UAB Medicine

Gastric Bypass Surgery

Gastric Bypass Surgery Example

Gastric bypass surgery is performed laparoscopically (using small incisions) by inserting small, specialized instruments into the abdomen.

The surgeon creates a small upper stomach pouch. Food passes from the esophagus into this small pouch before it enters the intestine through a small opening, bypassing the rest of the stomach and part of the small intestine.

Food does not mix with digestive enzymes until it has traveled 4 - 6 feet into the intestine.

Doing the surgery laparoscopically reduces pain, supports a  quicker recovery, and allows for a shorter hospital stay.

Many patients are released from the hospital 1 - 2 days following surgery and can return to work as early as 2 weeks following surgery.

Risks

Weight loss surgery is not a cosmetic procedure, and there is some degree of risk. Complications occur in approximately 5% of all bariatric surgeries. Your surgeon will discuss your personal risks at your consultation.

Patients are expected to follow a mandatory recovery diet and follow-up guidelines from the surgeon. By doing so, you can help minimize the risk of complications and better your chances of successful weight loss.

Results

Post-surgery weight loss depends on many factors. Those who diet, exercise, and follow the guidelines set by their surgeon tend to have the best results.

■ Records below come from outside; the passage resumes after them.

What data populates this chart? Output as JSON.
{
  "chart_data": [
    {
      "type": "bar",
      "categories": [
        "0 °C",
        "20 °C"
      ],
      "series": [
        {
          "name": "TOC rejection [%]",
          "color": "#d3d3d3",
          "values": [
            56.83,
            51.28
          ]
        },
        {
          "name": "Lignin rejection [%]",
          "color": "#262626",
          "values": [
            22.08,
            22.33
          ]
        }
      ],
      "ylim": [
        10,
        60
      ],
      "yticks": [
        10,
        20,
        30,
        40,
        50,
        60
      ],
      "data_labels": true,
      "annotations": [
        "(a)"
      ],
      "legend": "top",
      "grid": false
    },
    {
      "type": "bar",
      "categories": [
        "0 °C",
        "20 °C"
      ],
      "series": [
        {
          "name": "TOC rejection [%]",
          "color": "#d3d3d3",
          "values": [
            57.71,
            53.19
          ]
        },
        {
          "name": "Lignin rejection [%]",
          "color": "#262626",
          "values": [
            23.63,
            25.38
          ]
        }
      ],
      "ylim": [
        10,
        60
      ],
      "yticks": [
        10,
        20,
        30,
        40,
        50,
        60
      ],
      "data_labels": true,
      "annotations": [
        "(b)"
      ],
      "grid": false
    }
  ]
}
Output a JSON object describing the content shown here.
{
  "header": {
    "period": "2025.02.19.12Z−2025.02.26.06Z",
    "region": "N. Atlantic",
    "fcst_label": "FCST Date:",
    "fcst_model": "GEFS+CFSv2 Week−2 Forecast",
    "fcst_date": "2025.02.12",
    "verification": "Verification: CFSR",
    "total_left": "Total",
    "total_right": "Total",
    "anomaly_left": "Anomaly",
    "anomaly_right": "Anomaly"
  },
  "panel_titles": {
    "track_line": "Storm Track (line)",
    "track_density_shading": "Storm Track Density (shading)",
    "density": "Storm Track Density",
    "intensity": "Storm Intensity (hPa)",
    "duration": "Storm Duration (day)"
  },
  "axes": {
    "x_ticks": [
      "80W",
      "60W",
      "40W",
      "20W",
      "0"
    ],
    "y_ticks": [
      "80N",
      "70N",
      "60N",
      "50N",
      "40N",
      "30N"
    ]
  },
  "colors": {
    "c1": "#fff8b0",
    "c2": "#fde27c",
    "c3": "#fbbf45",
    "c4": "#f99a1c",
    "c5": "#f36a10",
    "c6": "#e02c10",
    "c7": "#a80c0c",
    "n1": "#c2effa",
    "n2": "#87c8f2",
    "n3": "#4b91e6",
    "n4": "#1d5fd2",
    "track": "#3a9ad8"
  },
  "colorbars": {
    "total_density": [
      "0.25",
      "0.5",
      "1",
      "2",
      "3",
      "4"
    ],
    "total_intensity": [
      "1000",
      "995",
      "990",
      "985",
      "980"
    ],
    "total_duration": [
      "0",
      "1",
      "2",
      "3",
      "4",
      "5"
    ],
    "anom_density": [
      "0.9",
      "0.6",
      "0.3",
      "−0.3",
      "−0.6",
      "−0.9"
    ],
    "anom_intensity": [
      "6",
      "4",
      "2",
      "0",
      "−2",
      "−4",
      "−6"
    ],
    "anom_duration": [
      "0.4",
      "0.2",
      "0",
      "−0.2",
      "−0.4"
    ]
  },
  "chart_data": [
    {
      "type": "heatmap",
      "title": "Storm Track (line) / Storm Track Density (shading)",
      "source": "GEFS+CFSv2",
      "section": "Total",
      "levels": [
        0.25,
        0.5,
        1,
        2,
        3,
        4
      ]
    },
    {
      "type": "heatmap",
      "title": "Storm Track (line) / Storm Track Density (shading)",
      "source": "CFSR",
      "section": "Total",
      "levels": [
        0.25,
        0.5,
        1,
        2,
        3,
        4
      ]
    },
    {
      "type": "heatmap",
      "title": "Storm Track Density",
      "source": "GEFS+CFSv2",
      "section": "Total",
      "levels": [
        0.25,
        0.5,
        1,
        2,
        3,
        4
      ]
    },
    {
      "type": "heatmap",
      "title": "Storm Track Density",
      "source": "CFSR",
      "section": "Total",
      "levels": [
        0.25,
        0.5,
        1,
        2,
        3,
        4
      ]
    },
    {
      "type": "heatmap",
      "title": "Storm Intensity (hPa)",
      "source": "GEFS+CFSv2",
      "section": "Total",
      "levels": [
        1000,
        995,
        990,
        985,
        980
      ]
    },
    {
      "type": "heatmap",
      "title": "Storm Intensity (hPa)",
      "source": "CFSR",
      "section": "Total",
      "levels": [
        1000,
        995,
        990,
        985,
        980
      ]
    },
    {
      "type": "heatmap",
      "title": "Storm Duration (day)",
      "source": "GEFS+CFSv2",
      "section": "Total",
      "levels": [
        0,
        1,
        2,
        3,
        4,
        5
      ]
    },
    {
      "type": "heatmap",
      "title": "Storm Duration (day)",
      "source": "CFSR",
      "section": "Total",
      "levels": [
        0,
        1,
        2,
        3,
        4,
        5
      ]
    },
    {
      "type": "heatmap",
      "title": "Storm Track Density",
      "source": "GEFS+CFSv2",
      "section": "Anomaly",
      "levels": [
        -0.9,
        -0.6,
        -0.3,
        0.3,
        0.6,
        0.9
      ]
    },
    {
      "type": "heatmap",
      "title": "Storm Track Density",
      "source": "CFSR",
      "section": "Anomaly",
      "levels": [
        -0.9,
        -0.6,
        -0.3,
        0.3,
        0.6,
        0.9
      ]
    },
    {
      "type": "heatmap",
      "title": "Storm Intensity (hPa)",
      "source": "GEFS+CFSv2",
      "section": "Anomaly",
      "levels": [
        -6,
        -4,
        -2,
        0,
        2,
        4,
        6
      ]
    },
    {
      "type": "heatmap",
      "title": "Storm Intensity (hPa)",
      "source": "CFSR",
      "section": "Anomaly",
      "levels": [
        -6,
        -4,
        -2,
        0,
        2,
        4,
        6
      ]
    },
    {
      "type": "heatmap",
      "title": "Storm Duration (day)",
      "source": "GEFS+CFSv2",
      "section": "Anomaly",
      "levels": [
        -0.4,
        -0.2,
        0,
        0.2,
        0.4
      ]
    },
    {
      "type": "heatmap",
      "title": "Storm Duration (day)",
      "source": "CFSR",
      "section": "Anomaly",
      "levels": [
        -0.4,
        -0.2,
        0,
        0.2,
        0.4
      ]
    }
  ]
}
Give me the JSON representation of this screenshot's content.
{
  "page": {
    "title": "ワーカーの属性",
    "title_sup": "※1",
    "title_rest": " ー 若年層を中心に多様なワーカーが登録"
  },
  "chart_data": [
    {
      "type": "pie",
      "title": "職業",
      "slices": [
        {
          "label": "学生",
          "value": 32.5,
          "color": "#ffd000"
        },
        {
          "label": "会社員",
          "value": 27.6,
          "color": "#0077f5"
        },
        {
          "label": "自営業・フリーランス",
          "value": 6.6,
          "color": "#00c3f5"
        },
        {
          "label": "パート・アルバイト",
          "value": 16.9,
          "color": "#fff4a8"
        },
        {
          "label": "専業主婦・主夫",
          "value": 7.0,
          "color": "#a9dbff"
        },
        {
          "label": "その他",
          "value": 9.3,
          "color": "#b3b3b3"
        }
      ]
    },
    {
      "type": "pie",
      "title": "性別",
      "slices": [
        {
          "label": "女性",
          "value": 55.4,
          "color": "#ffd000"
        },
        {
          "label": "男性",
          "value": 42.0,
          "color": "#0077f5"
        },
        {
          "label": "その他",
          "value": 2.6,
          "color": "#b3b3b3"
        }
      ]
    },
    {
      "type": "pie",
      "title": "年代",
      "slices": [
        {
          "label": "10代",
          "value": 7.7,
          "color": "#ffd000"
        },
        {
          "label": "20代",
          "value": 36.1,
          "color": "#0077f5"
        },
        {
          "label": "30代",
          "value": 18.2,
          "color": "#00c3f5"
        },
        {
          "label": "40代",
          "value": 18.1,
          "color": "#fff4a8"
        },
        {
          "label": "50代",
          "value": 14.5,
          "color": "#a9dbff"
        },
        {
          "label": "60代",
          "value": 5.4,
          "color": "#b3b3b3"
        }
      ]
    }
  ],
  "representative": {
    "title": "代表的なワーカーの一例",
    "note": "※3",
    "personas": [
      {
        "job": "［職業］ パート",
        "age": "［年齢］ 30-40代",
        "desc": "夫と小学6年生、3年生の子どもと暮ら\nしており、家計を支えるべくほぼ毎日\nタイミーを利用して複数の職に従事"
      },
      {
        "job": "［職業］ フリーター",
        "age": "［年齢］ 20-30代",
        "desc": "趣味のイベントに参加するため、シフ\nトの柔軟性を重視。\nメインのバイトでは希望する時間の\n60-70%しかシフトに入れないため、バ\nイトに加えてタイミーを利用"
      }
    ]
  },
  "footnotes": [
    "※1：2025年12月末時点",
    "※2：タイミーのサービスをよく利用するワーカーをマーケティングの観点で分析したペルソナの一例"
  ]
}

Success is determined by the amount of excess weight lost. For example, if a patient is 120 pounds overweight and loses 60 pounds after surgery, they have lost 50% of their excess weight. Weight loss of more than 50% of the patient’s excess weight is considered a success.

Typically, gastric bypass patients loose between 60-80% of excess weight and have about an 80% chance of keeping the weight off.

The surgery and resulting weight loss can have a positive impact on many other conditions as well. Studies have shown improvements in hypertension, diabetes, sleep apnea, and arthritis associated with the weight loss.

Weight loss surgery can give patients an advantage in their effort to lose weight, but it is not a cure for obesity. Patients must be willing to commit to a lifestyle change of healthy diet, exercise, and follow-up appointments with their doctor to help realize their goal of weight loss.